Research & Papers

Online learning with Erd\H{o}s-R\'enyi side-observation graphs

Two algorithms for multi-armed bandits with random side observations achieve near-optimal regret bounds.

Deep Dive

In a paper published at ICML 2015, researchers Tomáš Kocák, Gergely Neu, and Michal Valko tackle the problem of online learning with side observations in adversarial multi-armed bandit settings. Specifically, they consider a scenario where after pulling an arm, the learner observes not only the loss of the chosen arm but also the losses of all other arms, each with a fixed but unknown probability r, independent of each other and the learner's actions.

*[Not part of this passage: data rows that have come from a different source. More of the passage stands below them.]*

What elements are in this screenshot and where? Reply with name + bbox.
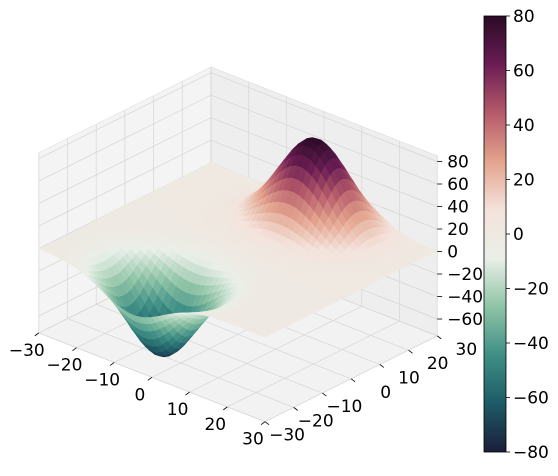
- x-tick-label: 10: [167, 400, 189, 420]
- colorbar-tick-label: −60: [513, 389, 549, 409]
- y-tick-mark: [264, 421, 270, 425]
- x-tick-label: −20: [47, 356, 83, 376]
- z-tick-label: 40: [447, 198, 469, 218]
- z-tick-label: 20: [447, 220, 469, 240]
- y-tick-mark: [322, 392, 327, 397]
- y-tick-label: 0: [380, 383, 391, 403]
- x-tick-mark: [109, 362, 115, 366]
- gridline: [38, 139, 212, 227]
- x-tick-mark: [223, 406, 228, 411]
- y-tick-label: −30: [269, 426, 305, 446]
- z-tick-label: −20: [447, 265, 483, 285]
- y-tick-mark: [436, 335, 442, 340]
- x-tick-mark: [34, 332, 40, 337]
- x-axis-ticks: −30−20−10 0 10 20 30: [9, 332, 266, 450]
- colorbar-tick-label: 80: [513, 7, 535, 27]
- x-tick-label: −30: [9, 341, 45, 361]
- x-tick-mark: [260, 421, 266, 425]
- colorbar-tick-label: 60: [513, 62, 535, 82]
- gridline: [210, 94, 438, 185]
- colorbar-tick-label: 0: [513, 225, 524, 245]
- colorbar: −80 −60 −40 −20 0 20 40 60 80: [483, 7, 549, 463]
- colorbar-tick-label: 20: [513, 171, 535, 191]
- x-tick-label: 0: [134, 385, 145, 405]
- x-tick-mark: [185, 391, 190, 396]
- x-tick-label: −10: [84, 370, 120, 390]
- gridline: [67, 318, 294, 408]
- x-tick-mark: [147, 376, 153, 381]
- surface-patch: [259, 333, 270, 338]
- colorbar-ticks: −80 −60 −40 −20 0 20 40 60 80: [506, 7, 549, 463]
- colorbar-tick-label: −20: [513, 280, 549, 300]
- gridline: [210, 72, 438, 162]
- z-tick-label: 0: [447, 243, 458, 263]
- x-tick-label: 20: [204, 415, 226, 435]
- y-tick-label: −20: [298, 411, 334, 431]
- z-tick-label: −60: [447, 310, 483, 330]
- colorbar-gradient: [483, 15, 507, 453]
- surface-mesh: [38, 137, 438, 358]
- y-tick-label: 10: [398, 368, 420, 388]
- x-tick-label: 30: [242, 430, 264, 450]
- y-tick-label: 30: [456, 340, 478, 360]
- colorbar-tick-label: 40: [513, 116, 535, 136]
- y-tick-mark: [379, 364, 385, 368]
- z-tick-label: −40: [447, 288, 483, 308]
- y-tick-label: −10: [327, 397, 363, 417]
- gridline: [38, 72, 212, 159]
- x-tick-mark: [72, 347, 77, 351]
- gridline: [38, 117, 212, 204]
- z-tick-label: 60: [447, 175, 469, 195]
- colorbar-tick-label: −80: [513, 443, 549, 463]
- y-tick-mark: [408, 349, 413, 354]
- y-tick-mark: [350, 378, 356, 383]
- y-tick-mark: [293, 407, 298, 411]
- colorbar-tick-label: −40: [513, 334, 549, 354]
- gridline: [38, 94, 212, 182]
- y-tick-label: 20: [427, 354, 449, 374]
- y-axis-ticks: −30−20−10 0 10 20 30: [264, 335, 478, 446]
- z-tick-label: 80: [447, 153, 469, 173]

This setup models real-world situations where partial feedback is available, such as in recommendation systems or network routing.

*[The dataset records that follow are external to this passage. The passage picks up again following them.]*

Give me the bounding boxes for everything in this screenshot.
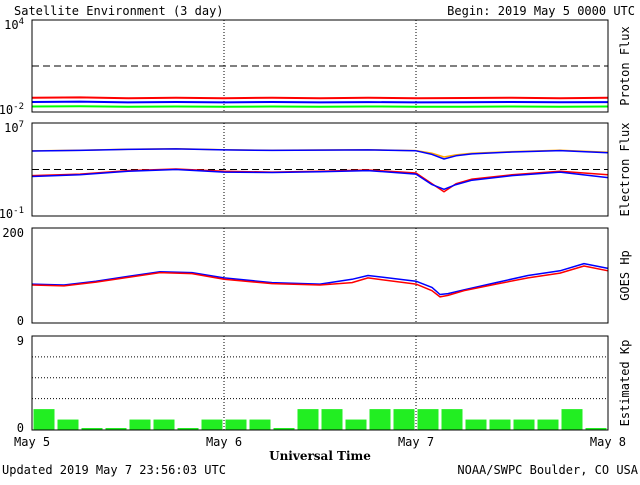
estimated-kp-bar [297, 409, 319, 430]
x-tick-label: May 8 [590, 435, 626, 449]
estimated-kp-bar [393, 409, 415, 430]
proton-flux-frame [31, 19, 609, 113]
estimated-kp-bar [57, 419, 79, 430]
estimated-kp-bar [345, 419, 367, 430]
estimated-kp-panel: 9 0 Estimated Kp [17, 334, 632, 435]
estimated-kp-label: Estimated Kp [618, 340, 632, 427]
estimated-kp-bar [273, 428, 295, 430]
estimated-kp-tick-label: 0 [17, 421, 24, 435]
electron-flux-frame [31, 122, 609, 217]
proton-flux-series-1 [31, 96, 609, 100]
estimated-kp-bar [441, 409, 463, 430]
estimated-kp-bar [489, 419, 511, 430]
estimated-kp-bar [129, 419, 151, 430]
estimated-kp-bar [201, 419, 223, 430]
updated-time: Updated 2019 May 7 23:56:03 UTC [2, 463, 226, 477]
estimated-kp-bar [417, 409, 439, 430]
proton-flux-label: Proton Flux [618, 26, 632, 105]
estimated-kp-tick-label: 9 [17, 334, 24, 348]
x-tick-label: May 6 [206, 435, 242, 449]
estimated-kp-bar [33, 409, 55, 430]
electron-flux-tick-label: 107 [4, 120, 24, 135]
electron-flux-label: Electron Flux [618, 123, 632, 217]
x-tick-label: May 5 [14, 435, 50, 449]
goes-hp-tick-label: 200 [2, 226, 24, 240]
begin-time: Begin: 2019 May 5 0000 UTC [447, 4, 635, 18]
x-tick-label: May 7 [398, 435, 434, 449]
estimated-kp-bar [225, 419, 247, 430]
electron-flux-series-2 [31, 148, 609, 160]
estimated-kp-bar [105, 428, 127, 430]
estimated-kp-bar [81, 428, 103, 430]
estimated-kp-bar [369, 409, 391, 430]
proton-flux-tick-label: 10-2 [0, 102, 24, 117]
proton-flux-panel: 104 10-2 Proton Flux [0, 17, 632, 117]
electron-flux-series-4 [31, 168, 609, 191]
goes-hp-frame [31, 227, 609, 324]
estimated-kp-bar [177, 428, 199, 430]
goes-hp-label: GOES Hp [618, 250, 632, 301]
x-axis-label: Universal Time [269, 449, 371, 463]
estimated-kp-bar [465, 419, 487, 430]
estimated-kp-bar [537, 419, 559, 430]
estimated-kp-bar [513, 419, 535, 430]
proton-flux-series-2 [31, 100, 609, 104]
proton-flux-series-3 [31, 105, 609, 108]
electron-flux-panel: 107 10-1 Electron Flux [0, 120, 632, 221]
estimated-kp-bar [321, 409, 343, 430]
goes-hp-series-1 [31, 262, 609, 296]
estimated-kp-bar [153, 419, 175, 430]
credit-text: NOAA/SWPC Boulder, CO USA [457, 463, 638, 477]
goes-hp-series-2 [31, 265, 609, 298]
proton-flux-tick-label: 104 [4, 17, 24, 32]
goes-hp-panel: 200 0 GOES Hp [2, 226, 632, 328]
chart-title: Satellite Environment (3 day) [14, 4, 224, 18]
electron-flux-tick-label: 10-1 [0, 206, 24, 221]
goes-hp-tick-label: 0 [17, 314, 24, 328]
estimated-kp-bar [561, 409, 583, 430]
estimated-kp-bar [585, 428, 607, 430]
estimated-kp-frame [31, 335, 609, 431]
estimated-kp-bar [249, 419, 271, 430]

The authors propose two algorithms tailored to different ranges of r. The first algorithm works when r is relatively large (r ≥ (log T)/(2N)), achieving a regret bound of O(√((T/r) log N)). For smaller r, the second algorithm achieves a regret of O(√((T/r) log(N+T))). Both bounds are within logarithmic factors of the best possible performance any algorithm could achieve, even if it knew r in advance. Additionally, they provide a quick estimation procedure to determine which range r falls into, making the approach practical without prior knowledge of the observation probability.

Key Points
  • First algorithm achieves O(√((T/r) log N)) regret when r ≥ (log T)/(2N)
  • Second algorithm achieves O(√((T/r) log(N+T))) regret for smaller r values
  • Includes a quick estimation procedure to determine the range of r without prior knowledge

Why It Matters

These algorithms improve regret bounds in bandit problems with random side observations, enabling more efficient learning in real-world applications.